I am a bit of a fan of Charles Darwin. I think the Right gives him waaaaaaaaay too much flak for simply observing the way species evolve over time, and then proposing a theory about how it might work. The theory makes sense, and what's more, it's supported by study after study.
Believing those things and telling you that does not make me or Darwin an atheist. (I would argue that it adds enlightenment to my worldview actually, but I digress).
The New York Times has published an interesting article positing the idea that humankind (Homo sapiens) may possibly over time be able to evolve a greater ability to metabolize high carb foods. You can read the article here.
I have two problems with this idea (in other words - I disagree).
First, and probably most important, is that humans are no longer evolving in a closed system. No other species on earth has the ability to think. Therefore, no other species has doctors, pharmacists, therapists, or researchers to develop treatments aimed at compensating for evolutionary shortfalls. Humans do. In short, we now prolong lives that "survival of the fittest" would have weeded out. I am not belittling the health care field. I am just pointing out that evolution can no longer work unfettered on humans (and many other species, thanks to human intervention).

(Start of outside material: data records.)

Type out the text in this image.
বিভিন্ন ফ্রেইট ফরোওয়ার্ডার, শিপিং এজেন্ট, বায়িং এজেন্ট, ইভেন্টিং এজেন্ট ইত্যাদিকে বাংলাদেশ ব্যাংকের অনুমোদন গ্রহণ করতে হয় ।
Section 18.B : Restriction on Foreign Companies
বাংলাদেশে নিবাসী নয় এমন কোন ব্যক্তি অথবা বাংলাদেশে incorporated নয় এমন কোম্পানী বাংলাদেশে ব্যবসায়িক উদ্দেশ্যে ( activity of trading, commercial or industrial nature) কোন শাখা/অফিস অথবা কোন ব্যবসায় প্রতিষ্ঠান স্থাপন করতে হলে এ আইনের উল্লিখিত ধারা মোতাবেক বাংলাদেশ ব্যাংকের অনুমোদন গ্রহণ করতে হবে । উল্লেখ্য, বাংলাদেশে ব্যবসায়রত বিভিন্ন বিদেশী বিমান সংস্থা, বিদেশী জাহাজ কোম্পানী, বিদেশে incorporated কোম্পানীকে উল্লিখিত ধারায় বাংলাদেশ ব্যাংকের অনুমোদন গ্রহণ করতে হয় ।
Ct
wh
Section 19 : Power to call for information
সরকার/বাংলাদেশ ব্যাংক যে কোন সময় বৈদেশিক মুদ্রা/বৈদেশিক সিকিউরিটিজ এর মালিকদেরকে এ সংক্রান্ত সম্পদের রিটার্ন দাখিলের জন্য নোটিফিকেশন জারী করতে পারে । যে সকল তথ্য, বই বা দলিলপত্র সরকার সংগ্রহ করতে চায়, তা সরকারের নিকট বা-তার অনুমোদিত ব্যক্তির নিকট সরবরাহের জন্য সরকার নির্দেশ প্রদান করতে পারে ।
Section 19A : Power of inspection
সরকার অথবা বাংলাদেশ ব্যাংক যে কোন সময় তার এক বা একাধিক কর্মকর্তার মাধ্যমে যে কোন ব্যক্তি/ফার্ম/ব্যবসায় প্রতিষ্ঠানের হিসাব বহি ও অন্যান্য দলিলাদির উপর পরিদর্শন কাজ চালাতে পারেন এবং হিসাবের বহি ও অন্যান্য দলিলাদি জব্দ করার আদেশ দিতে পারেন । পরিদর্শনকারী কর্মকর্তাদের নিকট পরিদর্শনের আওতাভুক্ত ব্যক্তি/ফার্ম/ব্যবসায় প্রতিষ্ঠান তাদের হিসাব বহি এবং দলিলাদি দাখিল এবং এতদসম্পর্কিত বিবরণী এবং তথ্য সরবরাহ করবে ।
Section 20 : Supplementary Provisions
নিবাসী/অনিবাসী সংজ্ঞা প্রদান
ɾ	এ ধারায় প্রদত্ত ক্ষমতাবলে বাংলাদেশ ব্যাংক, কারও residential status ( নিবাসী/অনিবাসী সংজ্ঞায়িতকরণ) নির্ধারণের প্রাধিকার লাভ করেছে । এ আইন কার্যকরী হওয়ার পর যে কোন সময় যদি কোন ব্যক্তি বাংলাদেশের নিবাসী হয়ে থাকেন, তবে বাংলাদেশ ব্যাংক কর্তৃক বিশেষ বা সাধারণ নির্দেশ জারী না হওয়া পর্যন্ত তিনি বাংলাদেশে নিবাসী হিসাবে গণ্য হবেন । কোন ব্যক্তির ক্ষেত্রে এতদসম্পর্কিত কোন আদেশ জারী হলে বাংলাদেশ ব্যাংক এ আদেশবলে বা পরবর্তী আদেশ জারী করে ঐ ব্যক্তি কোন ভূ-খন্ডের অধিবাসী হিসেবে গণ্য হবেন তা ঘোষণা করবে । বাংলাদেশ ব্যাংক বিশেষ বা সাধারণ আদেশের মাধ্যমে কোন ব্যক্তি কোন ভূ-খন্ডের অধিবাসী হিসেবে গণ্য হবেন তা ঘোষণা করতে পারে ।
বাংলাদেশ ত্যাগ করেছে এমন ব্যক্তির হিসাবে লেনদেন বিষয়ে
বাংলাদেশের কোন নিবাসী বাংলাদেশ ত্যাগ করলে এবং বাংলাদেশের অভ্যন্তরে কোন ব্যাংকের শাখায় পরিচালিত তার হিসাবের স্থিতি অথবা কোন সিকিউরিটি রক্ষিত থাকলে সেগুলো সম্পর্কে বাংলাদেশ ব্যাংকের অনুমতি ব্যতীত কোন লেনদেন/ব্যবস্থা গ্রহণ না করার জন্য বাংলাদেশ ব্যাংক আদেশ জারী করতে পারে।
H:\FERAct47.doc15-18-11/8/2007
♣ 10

Second, The consequences of poor dietary habits (heart disease, diabetes, and obesity among others) are cumulative over long periods of time, and do indeed shorten life, but they do not (I argue) lessen reproductive capacity. Men and women die of heart attacks, cancer, diabetes, etc., after they have had (and mostly raised) their babies, more often than not. So, the mechanism by which natural selection works is short circuited. As the academics might say the evolutionary pressure is weak.
If you had a heart attack immediately upon eating a double-cheese-bacon burger, the theory proposed in the article might have legs, but for now, not so much.